In June 2007, former Republican Governor of New Jersey and director of the Environmental Protection Agency Christie Whitman reportedly stated that the EPA had pushed for workers at the WTC site to wear respirators but that she had been blocked by Giuliani. She stated that she believed that the subsequent lung disease and deaths suffered by WTC responders were a result of these actions. Former deputy mayor Joe Lhota, who had by then joined Giuliani's presidential campaign, replied, "All workers at Ground Zero were instructed repeatedly to wear their respirators."

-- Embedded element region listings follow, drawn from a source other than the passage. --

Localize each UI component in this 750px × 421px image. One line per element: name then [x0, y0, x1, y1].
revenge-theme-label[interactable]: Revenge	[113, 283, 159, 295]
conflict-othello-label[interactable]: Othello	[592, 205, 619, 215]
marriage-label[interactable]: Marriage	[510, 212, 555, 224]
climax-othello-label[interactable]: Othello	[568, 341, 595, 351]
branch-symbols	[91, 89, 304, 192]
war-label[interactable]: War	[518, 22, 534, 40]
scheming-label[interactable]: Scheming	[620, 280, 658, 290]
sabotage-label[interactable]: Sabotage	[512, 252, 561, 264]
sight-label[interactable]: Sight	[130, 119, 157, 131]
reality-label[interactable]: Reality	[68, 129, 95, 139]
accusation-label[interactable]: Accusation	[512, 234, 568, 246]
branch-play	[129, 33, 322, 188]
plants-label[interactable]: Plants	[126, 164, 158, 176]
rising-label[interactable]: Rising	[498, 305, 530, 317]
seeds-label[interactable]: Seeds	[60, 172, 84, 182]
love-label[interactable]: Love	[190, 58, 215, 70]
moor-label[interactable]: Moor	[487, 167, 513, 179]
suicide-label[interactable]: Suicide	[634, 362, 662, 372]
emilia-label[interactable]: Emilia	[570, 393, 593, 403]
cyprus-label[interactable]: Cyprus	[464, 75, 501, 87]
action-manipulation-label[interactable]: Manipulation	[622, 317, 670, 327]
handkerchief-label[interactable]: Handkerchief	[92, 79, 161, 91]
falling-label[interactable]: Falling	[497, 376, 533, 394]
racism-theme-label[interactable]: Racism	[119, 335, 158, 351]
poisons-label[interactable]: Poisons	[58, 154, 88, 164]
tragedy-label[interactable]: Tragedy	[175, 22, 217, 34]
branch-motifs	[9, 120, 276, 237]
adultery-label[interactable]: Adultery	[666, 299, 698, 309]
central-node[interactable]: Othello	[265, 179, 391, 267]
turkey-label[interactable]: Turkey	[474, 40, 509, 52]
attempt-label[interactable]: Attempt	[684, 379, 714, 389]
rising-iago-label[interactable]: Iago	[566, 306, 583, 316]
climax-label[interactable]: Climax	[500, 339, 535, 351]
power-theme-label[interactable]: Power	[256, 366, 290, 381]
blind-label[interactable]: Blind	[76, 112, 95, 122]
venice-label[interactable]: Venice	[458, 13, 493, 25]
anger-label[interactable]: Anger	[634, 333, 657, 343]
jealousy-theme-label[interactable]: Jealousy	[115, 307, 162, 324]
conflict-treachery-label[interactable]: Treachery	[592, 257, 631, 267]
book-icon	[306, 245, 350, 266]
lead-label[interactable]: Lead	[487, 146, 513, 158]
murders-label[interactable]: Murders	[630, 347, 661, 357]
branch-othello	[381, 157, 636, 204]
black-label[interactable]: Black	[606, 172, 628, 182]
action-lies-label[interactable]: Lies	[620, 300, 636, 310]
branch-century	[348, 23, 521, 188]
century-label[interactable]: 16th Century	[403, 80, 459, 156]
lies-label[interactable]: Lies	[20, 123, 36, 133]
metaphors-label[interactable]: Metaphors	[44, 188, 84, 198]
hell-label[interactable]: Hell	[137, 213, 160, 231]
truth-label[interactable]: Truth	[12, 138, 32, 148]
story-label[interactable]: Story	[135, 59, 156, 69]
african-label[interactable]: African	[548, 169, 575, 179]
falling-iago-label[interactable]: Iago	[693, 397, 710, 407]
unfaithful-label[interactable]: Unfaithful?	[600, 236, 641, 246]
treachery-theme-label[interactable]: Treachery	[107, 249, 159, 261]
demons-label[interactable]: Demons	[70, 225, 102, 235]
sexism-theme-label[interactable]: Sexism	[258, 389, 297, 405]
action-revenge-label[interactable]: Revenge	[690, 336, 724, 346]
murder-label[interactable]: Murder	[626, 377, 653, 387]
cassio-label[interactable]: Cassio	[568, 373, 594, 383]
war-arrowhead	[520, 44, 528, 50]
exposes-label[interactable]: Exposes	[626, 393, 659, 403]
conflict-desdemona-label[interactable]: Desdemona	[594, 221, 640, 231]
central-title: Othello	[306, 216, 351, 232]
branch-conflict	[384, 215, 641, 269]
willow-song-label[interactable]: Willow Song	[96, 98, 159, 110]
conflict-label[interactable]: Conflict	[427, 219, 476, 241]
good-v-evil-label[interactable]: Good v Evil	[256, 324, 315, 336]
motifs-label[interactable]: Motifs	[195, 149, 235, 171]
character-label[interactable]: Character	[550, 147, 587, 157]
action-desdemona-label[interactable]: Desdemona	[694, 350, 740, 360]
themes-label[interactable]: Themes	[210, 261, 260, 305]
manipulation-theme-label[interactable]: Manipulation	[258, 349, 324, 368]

==Aftermath of Ground Zero recovery effort==
In February 2007, the International Association of Fire Fighters issued a letter accusing Giuliani of "egregious acts" against the 343 firemen who had died in the September 11 attacks. The letter asserted that Giuliani rushed to conclude the recovery effort once gold and silver had been recovered from World Trade Center vaults and thereby prevented the remains of many victims from being recovered: "Mayor Giuliani's actions meant that fire fighters and citizens who perished would either remain buried at Ground Zero forever, with no closure for families, or be removed like garbage and deposited at the Fresh Kills Landfill," it said, adding: "Hundreds remained entombed in Ground Zero when Giuliani gave up on them." Lawyers for the International Association of Fire Fighters seek to interview Giuliani under oath as part of a federal legal action alleging that New York City negligently dumped body parts and other human remains in the Fresh Kills Landfill.

==9/11 Commission and family protests==
A book later published by Commission members Thomas Kean and Lee H. Hamilton, Without Precedent: The Inside Story of the 9/11 Commission, maintained that the commission had not pursued a tough enough line of questioning with Giuliani when he appeared before the commission, because its members were afraid of public outcry. Family members had interrupted the proceedings, demanding an explanation from Giuliani for the lack of working radios. Some were removed from the hearing. The commission had experienced criticism the morning of Giuliani's testimony for allegedly implying that police and firefighters had not done their jobs properly with their hard questions directed to some of Giuliani's staff the previous day. Commission member John Lehman had said that New York City's disaster planning was "not worthy of the Boy Scouts, let alone this great city." The morning of Giuliani's testimony, the New York Post ran a picture of a New York firefighter with the headline "Insult" in response to Lehman's statement.

Some family members of 9/11 victims have openly criticized Giuliani for the significant communication failures that occurred on that day, believing that the lack of working walkie-talkies put the lives of first responders in significant danger. They say that the lack of radios had been a complaint of emergency services responders for years but was never dealt with and led to deaths of first responders in building collapses for which they should have been warned. In December 2006, Sally Regenhard, mother of firefighter Christian Regenhard who died on September 11, and co-founder of the Skyscraper Safety Campaign, vowed to expose the truths of Giuliani's actions on 9/11 before 2008, stating, "I can't see why any 9/11 family member who knows the truth about the failures of the Giuliani administration ... would not be outraged." She said in April 2007, "The bitter truth is that Rudy Giuliani is building a path to the White House over the bodies of 343 firefighters."

By April 2007 it was reported that Giuliani had been forced to limit his appearances in New York City due to the increasing protests by family members of 9/11 victims, particularly police, fire and other emergency workers.